Japanese film “An”, which is also known as “Sweat Red Bean Paste”, is a lightweight drama about life, nature, and, yes, those sweet pancakes called dorayaki. While it is nice to get some glimpses of how this simple Japanese confection is made, the movie merely meanders along with its flat, superficial characters, and its gentle, meditative mood does not entirely compensate for its weak plot mixed with rote life lessons.
For Sentaro (Masatoshi Nagase), making and selling dorayakis alone at a small shop located in some urban area is more like a draining predicament rather than a labor of love. This sullen reticent guy does his job only because he owes lots of money to the shop’s owner due to some incident in his past, and he is not particularly interested in serving good dorayakis to his customers as going through his lonely daily life. When one of the customers happens to find something which is not supposed to be inside a dorayaki, he simply gives her another one for free, and that is all.
On one spring day full of cherry blossoms, someone suddenly enters his life. Not long after he put a notice for hiring an employee, an old lady named Tokue (Kirin Kiki) comes to the shop, and this rather odd but sunny lady says she would like to work for him despite her old age. Although she says she has a considerable experience in making confections, Sentaro rejects her because he thinks she is too aged to work with him. She comes again on the next day, and she gives him a sample of her sweet red bean paste for dorayaki, which, of course, impresses Sentaro for its sublime sweetness when he tastes it later.
On their first day at the shop, she shows him how she makes sweet red bean paste in her own simple but caring way. After fresh red beans are soaked in clean water in advance, they go through repeated procedures of washing and boiling for several hours.
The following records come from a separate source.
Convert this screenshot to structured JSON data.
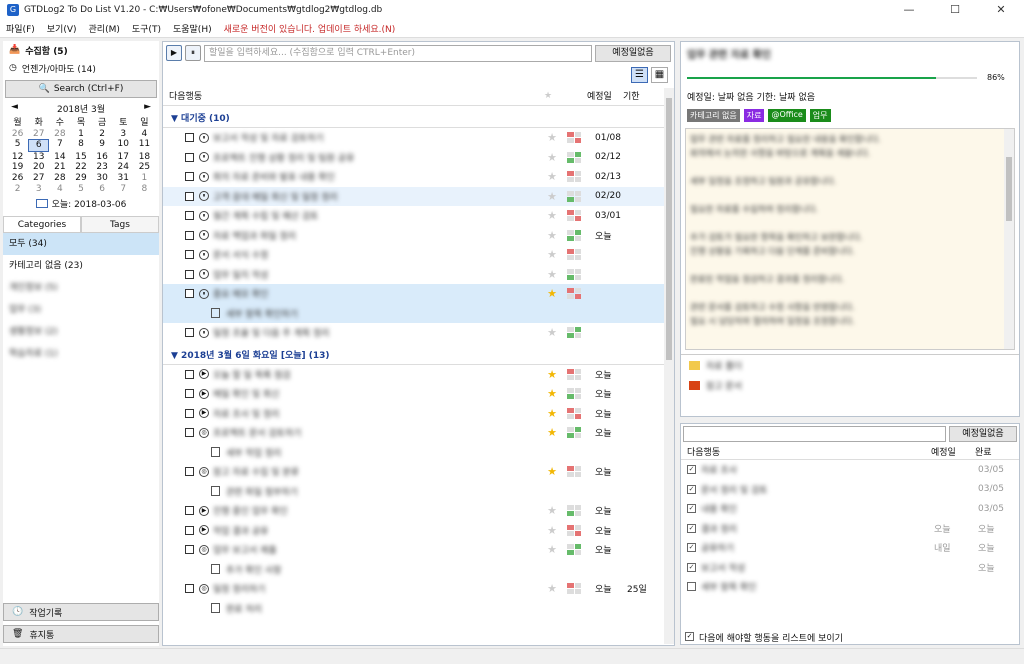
{
  "window": {
    "title": "GTDLog2 To Do List V1.20 - C:₩Users₩ofone₩Documents₩gtdlog2₩gtdlog.db",
    "min": "—",
    "max": "☐",
    "close": "✕"
  },
  "menu": [
    "파일(F)",
    "보기(V)",
    "관리(M)",
    "도구(T)",
    "도움말(H)"
  ],
  "menu_update": "새로운 버전이 있습니다. 업데이트 하세요.(N)",
  "left": {
    "inbox": "수집함 (5)",
    "someday": "언젠가/아마도 (14)",
    "search": "Search (Ctrl+F)",
    "calendar": {
      "title": "2018년 3월",
      "prev": "◄",
      "next": "►",
      "weekdays": [
        "월",
        "화",
        "수",
        "목",
        "금",
        "토",
        "일"
      ],
      "days": [
        [
          "26",
          1
        ],
        [
          "27",
          1
        ],
        [
          "28",
          1
        ],
        [
          "1",
          0
        ],
        [
          "2",
          0
        ],
        [
          "3",
          0
        ],
        [
          "4",
          0
        ],
        [
          "5",
          0
        ],
        [
          "6",
          2
        ],
        [
          "7",
          0
        ],
        [
          "8",
          0
        ],
        [
          "9",
          0
        ],
        [
          "10",
          0
        ],
        [
          "11",
          0
        ],
        [
          "12",
          0
        ],
        [
          "13",
          0
        ],
        [
          "14",
          0
        ],
        [
          "15",
          0
        ],
        [
          "16",
          0
        ],
        [
          "17",
          0
        ],
        [
          "18",
          0
        ],
        [
          "19",
          0
        ],
        [
          "20",
          0
        ],
        [
          "21",
          0
        ],
        [
          "22",
          0
        ],
        [
          "23",
          0
        ],
        [
          "24",
          0
        ],
        [
          "25",
          0
        ],
        [
          "26",
          0
        ],
        [
          "27",
          0
        ],
        [
          "28",
          0
        ],
        [
          "29",
          0
        ],
        [
          "30",
          0
        ],
        [
          "31",
          0
        ],
        [
          "1",
          1
        ],
        [
          "2",
          1
        ],
        [
          "3",
          1
        ],
        [
          "4",
          1
        ],
        [
          "5",
          1
        ],
        [
          "6",
          1
        ],
        [
          "7",
          1
        ],
        [
          "8",
          1
        ]
      ],
      "today": "오늘: 2018-03-06"
    },
    "tabs": [
      "Categories",
      "Tags"
    ],
    "categories": [
      "모두 (34)",
      "카테고리 없음 (23)",
      "개인정보 (5)",
      "업무 (3)",
      "생활정보 (2)",
      "학습자료 (1)"
    ],
    "history": "작업기록",
    "trash": "휴지통"
  },
  "mid": {
    "placeholder": "할일을 입력하세요... (수집함으로 입력 CTRL+Enter)",
    "schedule_btn": "예정일없음",
    "play_icon": "▶",
    "pause_icon": "⏸",
    "list_icon": "☰",
    "grid_icon": "▦",
    "headers": {
      "next": "다음행동",
      "star": "★",
      "due": "예정일",
      "limit": "기한"
    },
    "group1": "▼ 대기중 (10)",
    "group2": "▼ 2018년 3월 6일 화요일 [오늘] (13)",
    "rows1": [
      {
        "t": "보고서 작성 및 자료 검토하기",
        "s": "⏸",
        "star": 0,
        "due": "01/08",
        "lim": "",
        "cls": ""
      },
      {
        "t": "프로젝트 진행 상황 정리 및 팀원 공유",
        "s": "⏸",
        "star": 0,
        "due": "02/12",
        "lim": "",
        "cls": ""
      },
      {
        "t": "회의 자료 준비와 발표 내용 확인",
        "s": "⏸",
        "star": 0,
        "due": "02/13",
        "lim": "",
        "cls": ""
      },
      {
        "t": "고객 응대 메일 회신 및 일정 정리",
        "s": "⏸",
        "star": 0,
        "due": "02/20",
        "lim": "",
        "cls": "hl"
      },
      {
        "t": "월간 계획 수립 및 예산 검토",
        "s": "⏸",
        "star": 0,
        "due": "03/01",
        "lim": "",
        "cls": ""
      },
      {
        "t": "자료 백업과 파일 정리",
        "s": "⏸",
        "star": 0,
        "due": "오늘",
        "lim": "",
        "cls": ""
      },
      {
        "t": "문서 서식 수정",
        "s": "⏸",
        "star": 0,
        "due": "",
        "lim": "",
        "cls": ""
      },
      {
        "t": "업무 일지 작성",
        "s": "⏸",
        "star": 0,
        "due": "",
        "lim": "",
        "cls": ""
      },
      {
        "t": "중요 메모 확인",
        "s": "⏸",
        "star": 1,
        "due": "",
        "lim": "",
        "cls": "sel"
      }
    ],
    "sub1": "세부 항목 확인하기",
    "row1b": {
      "t": "일정 조율 및 다음 주 계획 정리",
      "s": "⏸",
      "star": 0,
      "due": "",
      "lim": ""
    },
    "rows2": [
      {
        "t": "오늘 할 일 목록 점검",
        "s": "▶",
        "star": 1,
        "due": "오늘",
        "lim": ""
      },
      {
        "t": "메일 확인 및 회신",
        "s": "▶",
        "star": 1,
        "due": "오늘",
        "lim": ""
      },
      {
        "t": "자료 조사 및 정리",
        "s": "▶",
        "star": 1,
        "due": "오늘",
        "lim": ""
      },
      {
        "t": "프로젝트 문서 검토하기",
        "s": "◎",
        "star": 1,
        "due": "오늘",
        "lim": ""
      }
    ],
    "sub2a": "세부 작업 정리",
    "row2b": {
      "t": "참고 자료 수집 및 분류",
      "s": "◎",
      "star": 1,
      "due": "오늘",
      "lim": ""
    },
    "sub2b": "관련 파일 첨부하기",
    "rows3": [
      {
        "t": "진행 중인 업무 확인",
        "s": "▶",
        "star": 0,
        "due": "오늘",
        "lim": ""
      },
      {
        "t": "작업 결과 공유",
        "s": "▶",
        "star": 0,
        "due": "오늘",
        "lim": ""
      },
      {
        "t": "업무 보고서 제출",
        "s": "◎",
        "star": 0,
        "due": "오늘",
        "lim": ""
      }
    ],
    "sub3a": "추가 확인 사항",
    "row3b": {
      "t": "일정 정리하기",
      "s": "◎",
      "star": 0,
      "due": "오늘",
      "lim": "25일"
    },
    "sub3b": "완료 처리"
  },
  "right": {
    "title": "업무 관련 자료 확인",
    "progress_pct": 0.86,
    "progress_label": "86%",
    "dates": "예정일: 날짜 없음      기한: 날짜 없음",
    "tags": [
      {
        "t": "카테고리 없음",
        "c": "#777777"
      },
      {
        "t": "자료",
        "c": "#8a2be2"
      },
      {
        "t": "@Office",
        "c": "#1a8c1a"
      },
      {
        "t": "업무",
        "c": "#1a8c1a"
      }
    ],
    "note": [
      "업무 관련 자료를 정리하고 필요한 내용을 확인합니다.",
      "회의에서 논의한 사항을 바탕으로 계획을 세웁니다.",
      "",
      "세부 일정을 조정하고 팀원과 공유합니다.",
      "",
      "필요한 자료를 수집하여 정리합니다.",
      "",
      "추가 검토가 필요한 항목을 확인하고 보완합니다.",
      "진행 상황을 기록하고 다음 단계를 준비합니다.",
      "",
      "완료된 작업을 점검하고 결과를 정리합니다.",
      "",
      "관련 문서를 검토하고 수정 사항을 반영합니다.",
      "필요 시 담당자와 협의하여 일정을 조정합니다."
    ],
    "files": [
      "자료 폴더",
      "참고 문서"
    ],
    "sub_btn": "예정일없음",
    "sub_headers": {
      "next": "다음행동",
      "due": "예정일",
      "done": "완료"
    },
    "subtasks": [
      {
        "t": "자료 조사",
        "due": "",
        "done": "03/05",
        "c": 1
      },
      {
        "t": "문서 정리 및 검토",
        "due": "",
        "done": "03/05",
        "c": 1
      },
      {
        "t": "내용 확인",
        "due": "",
        "done": "03/05",
        "c": 1
      },
      {
        "t": "결과 정리",
        "due": "오늘",
        "done": "오늘",
        "c": 1
      },
      {
        "t": "공유하기",
        "due": "내일",
        "done": "오늘",
        "c": 1
      },
      {
        "t": "보고서 작성",
        "due": "",
        "done": "오늘",
        "c": 1
      },
      {
        "t": "세부 항목 확인",
        "due": "",
        "done": "",
        "c": 0
      }
    ],
    "footer": "다음에 해야할 행동을 리스트에 보이기"
  }
}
They add lots of sugar and molasses to sweeten up the cooked red beans, and then their sweet red bean paste is finally prepared while Sentaro is ready for making those small, round pancakes. All they have to do now is sandwiching the paste between pancakes and then selling their final products to customers.
Thanks to her sweet red bean paste, more customers come to drop by the shop than before, but then, as you have already guessed, there comes a problem when the shop’s owner happens to learn about something Tokue did not tell to Sentaro, who does not go too deep into her past because he likes her and he begins to enjoy his work thanks to her enthusiasm. He does not care much about Tokue’s secret even when it is directly told to him by the shop’s owner at one point, but he knows well that he has no choice but to let Tokue go sooner or later. He becomes bitter and frustrated as before, and Tokue also comes to sense how she becomes a burden to her young employer.
Based on the novel written by Durian Sukegawa, the movie makes some points about the unfair discrimination of a certain type of social outcasts like Tokue. During its second half, it looks around a small isolated rural community where she has lived for many years, and she and other community members remind us of how people harshly distance themselves from others just because of fear and ignorance.
As she did in her previous works such as “The Mourning Forest” (2007), the director/screenplay writer Naomi Kawase takes a somber, restrained approach to the story as occasionally focusing on soothing sights and sounds from nature backgrounds. A narrow forest road to Tokue’s community feels like a portal to other world with its relaxing green ambiance, and we come to listen closer to the sound of wind and rustling tree leaves as Tokue tells more about her humble life philosophy and herself.
While it thankfully sidesteps the inherent sappiness of its drama, the movie instead falters with deficient characterization and trudging narrative pace. While Tokue is more or less than your average old noble lady to dole out her wisdom of life to others from time to time, Sentaro is not a very interesting character to hold our attention either, though Masatoshi Nagase did a good job of conveying to the audiences the subdued melancholy inside his passive neutral character. In case of Wakada (Kyara Uchida, who is Kirin Kiki’s granddaughter), a teenager girl who has been close to Sentaro as one of his usual customers, we do not get to know enough about her except the vague depiction of her unhappy domestic life. When Wakada reveals something supposedly important to Sentaro, it does not help the story much because 1) the fact in question comes out of nowhere without any foreshadowing and 2) we do not have any clear idea of her relationship with Tokue – or Sentaro.
“An” is a sincere and likable film made with some goodwill, but I did not like it enough for recommendation. I felt distant to the story constantly while not caring a lot about the making of dorayakis or sweet red bean paste, but I want to tell you how graceful Kirin Kiki is as the best thing in the film. This 72-year-old Japanese veteran actress has drawn my attention for her notable supporting roles in Hirokazu Koreeda’s recent films including “Still Walking” (2008) (she was fabulous as the matriarch character in that haunting family drama film), and I admire how she brings a sense of life and experience to many clichéd moments in the film. She is indeed aged to play such a role like that, but I am still not sure about whether the movie is good enough for her earnest efforts.